Hi, Could you share the original SQL? If not, could you share the plan after
executing 'EXPLAIN ...'. There should be one node 'Exchange' as the both inputs
of the 'Join' in both "== Optimized Physical Plan ==" and "== Optimized
Execution Plan ==".
--
Best!
Xuyang
在 2023-10-20 15:57:28,"Yaroslav Tkachenko" <[email protected]> 写道:
Hi Xuyang,
A shuffle by join key is what I'd expect, but I don't see it. The issue only
happens with parallelism > 1.
> do you mean the one +I record and two +U records arrive the sink with random
> order?
Yes.
On Fri, Oct 20, 2023 at 4:48 AM Xuyang <[email protected]> wrote:
Hi. Actually the results that arrive join are shuffled by join keys by design.

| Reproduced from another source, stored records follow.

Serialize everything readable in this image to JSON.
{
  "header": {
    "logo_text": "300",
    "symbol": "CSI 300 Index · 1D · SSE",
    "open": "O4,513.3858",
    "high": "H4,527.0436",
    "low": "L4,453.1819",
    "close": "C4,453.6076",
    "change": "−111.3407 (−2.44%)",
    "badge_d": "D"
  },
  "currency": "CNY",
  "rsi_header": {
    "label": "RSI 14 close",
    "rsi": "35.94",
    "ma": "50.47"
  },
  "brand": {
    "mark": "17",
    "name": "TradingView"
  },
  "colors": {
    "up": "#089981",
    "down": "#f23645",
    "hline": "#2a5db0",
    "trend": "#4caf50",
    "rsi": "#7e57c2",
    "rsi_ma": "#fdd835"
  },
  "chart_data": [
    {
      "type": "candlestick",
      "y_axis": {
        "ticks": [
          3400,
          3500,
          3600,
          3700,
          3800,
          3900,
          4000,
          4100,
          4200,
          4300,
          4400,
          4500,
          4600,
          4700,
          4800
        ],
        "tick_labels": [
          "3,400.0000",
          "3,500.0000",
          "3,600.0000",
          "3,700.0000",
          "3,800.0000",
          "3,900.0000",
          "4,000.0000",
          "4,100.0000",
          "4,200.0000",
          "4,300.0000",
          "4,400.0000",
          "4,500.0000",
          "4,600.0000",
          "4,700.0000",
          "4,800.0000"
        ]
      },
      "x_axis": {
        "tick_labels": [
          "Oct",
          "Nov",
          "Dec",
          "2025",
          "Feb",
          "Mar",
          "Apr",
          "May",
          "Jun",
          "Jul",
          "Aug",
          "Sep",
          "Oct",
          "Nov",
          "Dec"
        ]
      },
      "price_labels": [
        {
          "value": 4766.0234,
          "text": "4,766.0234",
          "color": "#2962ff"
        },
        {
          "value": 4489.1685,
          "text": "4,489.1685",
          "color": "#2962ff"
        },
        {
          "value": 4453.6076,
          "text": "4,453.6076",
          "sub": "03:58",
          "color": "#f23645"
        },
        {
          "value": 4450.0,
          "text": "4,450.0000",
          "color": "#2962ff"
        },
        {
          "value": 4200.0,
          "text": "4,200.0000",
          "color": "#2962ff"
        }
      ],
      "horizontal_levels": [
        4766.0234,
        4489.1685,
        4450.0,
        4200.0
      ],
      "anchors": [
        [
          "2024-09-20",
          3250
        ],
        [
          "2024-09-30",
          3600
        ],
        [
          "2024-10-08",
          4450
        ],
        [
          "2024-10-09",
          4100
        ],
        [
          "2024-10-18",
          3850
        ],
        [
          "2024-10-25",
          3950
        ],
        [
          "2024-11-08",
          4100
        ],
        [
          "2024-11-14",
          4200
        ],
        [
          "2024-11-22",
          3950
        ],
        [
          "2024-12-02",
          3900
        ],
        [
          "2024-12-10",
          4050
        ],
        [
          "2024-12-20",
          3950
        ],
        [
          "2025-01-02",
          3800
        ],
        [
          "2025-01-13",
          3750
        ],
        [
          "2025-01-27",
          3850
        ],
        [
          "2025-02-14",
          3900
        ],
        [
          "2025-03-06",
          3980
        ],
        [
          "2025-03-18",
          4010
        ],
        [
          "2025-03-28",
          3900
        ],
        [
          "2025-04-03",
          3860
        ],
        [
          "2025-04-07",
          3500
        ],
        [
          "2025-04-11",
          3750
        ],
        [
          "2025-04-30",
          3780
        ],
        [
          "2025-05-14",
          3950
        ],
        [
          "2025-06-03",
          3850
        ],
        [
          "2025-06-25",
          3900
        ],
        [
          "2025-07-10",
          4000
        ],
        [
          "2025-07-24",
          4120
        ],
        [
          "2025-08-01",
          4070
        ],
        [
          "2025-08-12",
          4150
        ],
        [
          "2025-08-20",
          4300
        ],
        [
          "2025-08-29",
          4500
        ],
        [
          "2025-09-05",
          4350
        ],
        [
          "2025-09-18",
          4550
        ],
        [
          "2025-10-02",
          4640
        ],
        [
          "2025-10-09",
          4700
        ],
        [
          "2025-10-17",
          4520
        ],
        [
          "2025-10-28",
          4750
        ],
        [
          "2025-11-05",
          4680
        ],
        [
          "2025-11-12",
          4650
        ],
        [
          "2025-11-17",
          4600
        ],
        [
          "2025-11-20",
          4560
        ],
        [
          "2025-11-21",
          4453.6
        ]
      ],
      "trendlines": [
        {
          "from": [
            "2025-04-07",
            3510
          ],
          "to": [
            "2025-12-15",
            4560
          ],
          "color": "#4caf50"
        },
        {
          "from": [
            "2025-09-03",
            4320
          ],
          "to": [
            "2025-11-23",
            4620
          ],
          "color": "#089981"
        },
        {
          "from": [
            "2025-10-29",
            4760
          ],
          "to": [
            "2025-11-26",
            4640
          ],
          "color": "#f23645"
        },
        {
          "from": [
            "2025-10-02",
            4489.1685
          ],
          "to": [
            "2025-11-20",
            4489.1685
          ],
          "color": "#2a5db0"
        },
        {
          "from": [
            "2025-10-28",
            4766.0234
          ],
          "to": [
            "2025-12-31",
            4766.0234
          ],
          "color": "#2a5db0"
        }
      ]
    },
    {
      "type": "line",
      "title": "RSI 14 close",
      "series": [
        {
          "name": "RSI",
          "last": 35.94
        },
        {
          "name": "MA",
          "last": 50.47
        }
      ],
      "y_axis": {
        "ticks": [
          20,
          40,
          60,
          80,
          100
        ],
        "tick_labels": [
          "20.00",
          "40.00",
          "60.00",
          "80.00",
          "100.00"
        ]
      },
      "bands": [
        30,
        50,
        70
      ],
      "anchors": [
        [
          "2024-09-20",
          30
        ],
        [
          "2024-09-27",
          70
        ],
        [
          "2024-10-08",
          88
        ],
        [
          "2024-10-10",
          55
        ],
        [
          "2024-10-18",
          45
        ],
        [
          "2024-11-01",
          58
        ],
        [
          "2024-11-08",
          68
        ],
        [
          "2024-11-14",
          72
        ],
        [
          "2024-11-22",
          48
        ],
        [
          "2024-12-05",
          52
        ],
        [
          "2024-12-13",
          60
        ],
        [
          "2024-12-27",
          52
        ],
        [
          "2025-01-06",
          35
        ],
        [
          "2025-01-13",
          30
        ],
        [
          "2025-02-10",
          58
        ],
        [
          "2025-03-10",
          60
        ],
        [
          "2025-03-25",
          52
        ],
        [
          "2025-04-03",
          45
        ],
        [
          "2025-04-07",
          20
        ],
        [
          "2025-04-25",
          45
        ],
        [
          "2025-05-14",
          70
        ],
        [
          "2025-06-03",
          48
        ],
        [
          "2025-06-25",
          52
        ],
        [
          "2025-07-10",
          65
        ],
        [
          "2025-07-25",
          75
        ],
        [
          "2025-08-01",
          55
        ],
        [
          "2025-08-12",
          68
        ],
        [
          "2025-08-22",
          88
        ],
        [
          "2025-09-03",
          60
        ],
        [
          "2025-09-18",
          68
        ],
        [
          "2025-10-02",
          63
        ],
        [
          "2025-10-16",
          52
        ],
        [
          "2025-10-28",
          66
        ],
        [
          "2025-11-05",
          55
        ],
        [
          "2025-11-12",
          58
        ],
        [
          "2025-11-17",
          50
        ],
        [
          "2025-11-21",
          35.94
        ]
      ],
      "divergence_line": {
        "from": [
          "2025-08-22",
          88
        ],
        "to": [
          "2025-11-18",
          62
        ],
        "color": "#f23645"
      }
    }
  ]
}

In your test, do you means the one +I record and two +U records arrive the sink
with random order? What is the parallelism of these operators ? It would be
better if you could post an example that can be reproduced.
--
Best!
Xuyang
At 2023-10-20 04:31:09, "Yaroslav Tkachenko" <[email protected]> wrote:
Hi everyone,
I noticed that a simple INNER JOIN in Flink SQL behaves non-deterministicly.
I'd like to understand if it's expected and whether an issue is created to
address it.
In my example, I have the following query:
SELECT a.funder, a.amounts_added, r.amounts_removed FROM table_a AS a JOIN
table_b AS r ON a.funder = r.funder
Let's say I have three records with funder 12345 in the table_a and a single
record with funder 12345 in the table_b. When I run this Flink job, I can see
an INSERT with two UPDATEs as my results (corresponding to the records from
table_a), but their order is not deterministic. If I re-run the application
several times, I can see different results.
It looks like Flink uses a GlobalPartitioner in this case, which tells me that
it doesn't perform a shuffle on the column used in the join condition.
I use Flink 1.17.1. Appreciate any insights here!